The project was revived in 2005 with a ground-blessing ceremony, and in 2006 remediation work began on its nearly 300-acre site, which was once home to Indigenous encampments but also suffered “industrial trauma” as one of North America’s most prodigious oil-producing fields during the Industrial Revolution, Wasserman says.
In 2007, organisers signed a memorandum of understanding with the Smithsonian’s National Museum of the American Indian in Washington, DC, for the long-term loan of objects that had been collected in Oklahoma and were associated with the 39 tribes who lived in the state in the 19th century, many of them relocated by the US government.
But in 2012, state funding was depleted, and the museum remained a shell until 2015, when the state of Oklahoma, Oklahoma City, AICCM Land Development, LLC, a wholly-owned subsidiary of the Chickasaw Nation and the American Indian Cultural Center Foundation kickstart the project once again with the aid of private donors.
The museum was then known as the American Indian Cultural Center, but last December its director, James Pepper Henry, changed the name to “reflect the fact that Indigenous histories and American history are inseparable”, Wasserman says.
When the museum opens, Redcorn and Erb’s large-scale commissions will challenge the “common representation of Indigenous art in museums, where everything is often relegated to the past and has a primitive aspect”, Erb says. “Too often Indigenous museums have cultures represented but no people.”

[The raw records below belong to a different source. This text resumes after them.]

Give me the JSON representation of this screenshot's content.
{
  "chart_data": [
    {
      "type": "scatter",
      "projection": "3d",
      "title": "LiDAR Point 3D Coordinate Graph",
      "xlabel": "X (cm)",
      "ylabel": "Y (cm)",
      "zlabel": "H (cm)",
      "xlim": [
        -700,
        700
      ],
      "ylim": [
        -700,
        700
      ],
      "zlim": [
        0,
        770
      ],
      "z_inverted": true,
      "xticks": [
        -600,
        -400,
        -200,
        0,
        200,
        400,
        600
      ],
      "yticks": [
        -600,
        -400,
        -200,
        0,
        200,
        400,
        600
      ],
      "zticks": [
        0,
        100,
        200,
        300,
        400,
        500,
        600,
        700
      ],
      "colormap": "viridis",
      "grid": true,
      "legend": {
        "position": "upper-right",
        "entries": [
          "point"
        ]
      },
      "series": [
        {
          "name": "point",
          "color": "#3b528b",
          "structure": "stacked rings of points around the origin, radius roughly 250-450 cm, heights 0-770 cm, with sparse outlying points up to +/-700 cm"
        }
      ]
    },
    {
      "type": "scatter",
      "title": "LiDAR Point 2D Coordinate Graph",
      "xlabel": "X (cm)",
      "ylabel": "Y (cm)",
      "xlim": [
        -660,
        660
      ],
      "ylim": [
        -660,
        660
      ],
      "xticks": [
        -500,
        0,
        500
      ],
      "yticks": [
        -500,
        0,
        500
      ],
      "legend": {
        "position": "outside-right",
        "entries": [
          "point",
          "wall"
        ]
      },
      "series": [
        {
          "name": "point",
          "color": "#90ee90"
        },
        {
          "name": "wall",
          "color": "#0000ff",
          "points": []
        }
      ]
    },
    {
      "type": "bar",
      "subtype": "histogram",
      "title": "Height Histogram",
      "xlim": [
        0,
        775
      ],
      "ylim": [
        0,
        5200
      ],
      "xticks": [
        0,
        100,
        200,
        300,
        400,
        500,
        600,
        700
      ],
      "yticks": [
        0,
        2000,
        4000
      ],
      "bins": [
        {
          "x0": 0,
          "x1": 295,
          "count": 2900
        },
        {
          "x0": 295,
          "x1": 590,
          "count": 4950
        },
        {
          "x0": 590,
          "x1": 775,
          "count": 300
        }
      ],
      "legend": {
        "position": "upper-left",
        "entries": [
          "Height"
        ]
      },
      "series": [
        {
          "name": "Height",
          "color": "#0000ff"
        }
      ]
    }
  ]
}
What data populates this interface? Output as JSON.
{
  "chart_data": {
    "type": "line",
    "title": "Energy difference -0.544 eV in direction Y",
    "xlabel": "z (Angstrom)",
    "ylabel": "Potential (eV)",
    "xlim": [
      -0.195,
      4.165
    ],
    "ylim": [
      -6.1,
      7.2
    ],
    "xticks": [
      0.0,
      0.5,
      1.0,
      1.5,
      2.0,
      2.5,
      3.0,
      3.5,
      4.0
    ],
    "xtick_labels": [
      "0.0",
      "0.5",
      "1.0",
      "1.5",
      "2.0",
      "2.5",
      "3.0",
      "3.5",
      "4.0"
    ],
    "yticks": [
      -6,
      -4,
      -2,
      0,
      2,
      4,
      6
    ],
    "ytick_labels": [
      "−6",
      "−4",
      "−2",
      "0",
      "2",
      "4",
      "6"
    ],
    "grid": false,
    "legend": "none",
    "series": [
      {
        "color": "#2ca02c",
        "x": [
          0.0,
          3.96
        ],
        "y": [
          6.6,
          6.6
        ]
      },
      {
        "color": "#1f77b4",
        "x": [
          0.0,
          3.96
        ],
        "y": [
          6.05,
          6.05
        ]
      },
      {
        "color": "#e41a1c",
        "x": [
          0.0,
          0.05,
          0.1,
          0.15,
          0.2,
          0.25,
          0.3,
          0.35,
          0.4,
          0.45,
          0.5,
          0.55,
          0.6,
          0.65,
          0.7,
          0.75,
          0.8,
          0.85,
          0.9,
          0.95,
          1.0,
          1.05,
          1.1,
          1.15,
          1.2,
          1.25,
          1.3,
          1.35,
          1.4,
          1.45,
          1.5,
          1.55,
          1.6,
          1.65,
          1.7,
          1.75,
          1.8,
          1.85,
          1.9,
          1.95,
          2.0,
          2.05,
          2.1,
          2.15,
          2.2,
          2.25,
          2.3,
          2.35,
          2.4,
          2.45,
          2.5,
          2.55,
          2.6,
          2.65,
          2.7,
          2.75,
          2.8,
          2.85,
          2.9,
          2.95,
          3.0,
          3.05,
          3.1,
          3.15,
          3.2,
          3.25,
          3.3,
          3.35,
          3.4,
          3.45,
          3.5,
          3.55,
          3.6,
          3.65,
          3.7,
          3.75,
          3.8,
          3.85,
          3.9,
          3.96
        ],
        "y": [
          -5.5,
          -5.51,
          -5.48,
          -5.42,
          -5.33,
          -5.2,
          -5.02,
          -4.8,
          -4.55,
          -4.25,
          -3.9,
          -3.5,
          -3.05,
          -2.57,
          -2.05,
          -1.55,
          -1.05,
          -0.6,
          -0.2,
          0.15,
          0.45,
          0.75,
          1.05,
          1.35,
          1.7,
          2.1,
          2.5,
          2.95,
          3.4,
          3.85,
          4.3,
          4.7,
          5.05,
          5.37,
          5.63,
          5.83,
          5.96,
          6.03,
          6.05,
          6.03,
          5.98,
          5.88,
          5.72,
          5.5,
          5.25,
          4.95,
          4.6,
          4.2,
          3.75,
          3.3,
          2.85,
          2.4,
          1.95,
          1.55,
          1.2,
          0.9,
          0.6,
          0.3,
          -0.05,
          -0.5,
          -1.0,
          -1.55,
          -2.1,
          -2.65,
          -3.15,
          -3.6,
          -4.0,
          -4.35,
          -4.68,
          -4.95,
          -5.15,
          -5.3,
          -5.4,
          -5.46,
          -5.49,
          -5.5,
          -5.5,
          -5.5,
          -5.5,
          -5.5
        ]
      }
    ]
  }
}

Redcorn, who is known for reviving the lost art of Caddo ceramics, has designed an installation evoking the pottery, titled Ayo Wahdut Kuku (Sky Earth Water), which will wrap around a circular gallery. Occupying parts of Texas, Arkansas, Louisiana and Oklahoma before the Louisiana Purchase in 1803, the Caddo people “believed in not dominating nature but living with nature, and in a communal way of life that was robbed from them by the European government”, says Redcorn. Her design seeks to “honour” the Caddo and the “yin-yang connection that [they] believed in”.
Erb’s work, Indigenous Brilliance, will depict on a copper wall the relationship between nature and Indigenous tribes in Oklahoma, while symbolically reflecting on events such as the removal of Indigenous tribe from their lands.
An 8,000 sq. ft gallery will present objects on loan from the Smithsonian, selected after extensive research into how Oklahoma tribes were represented in the institution’s collection. The space is planned to offer “an equitable and meaningful representation” of the 39 tribes, says Heather Ahtone, the museum’s senior curator, but the Smithsonian’s holdings were not complete. Contemporary artists have been commissioned to create new works to fill the gaps, with three or four objects on view for each tribe.
There are plans in a future phase to construct a 7,500 sq. ft. space to feature Indigenous artists as part of the mission to support “living artists in Oklahoma”, Wasserman says. “Most of our artists have to travel to places like the Santa Fe Indian Art Market and other large fairs elsewhere in order to be recognised. We want to create and cultivate a community here.”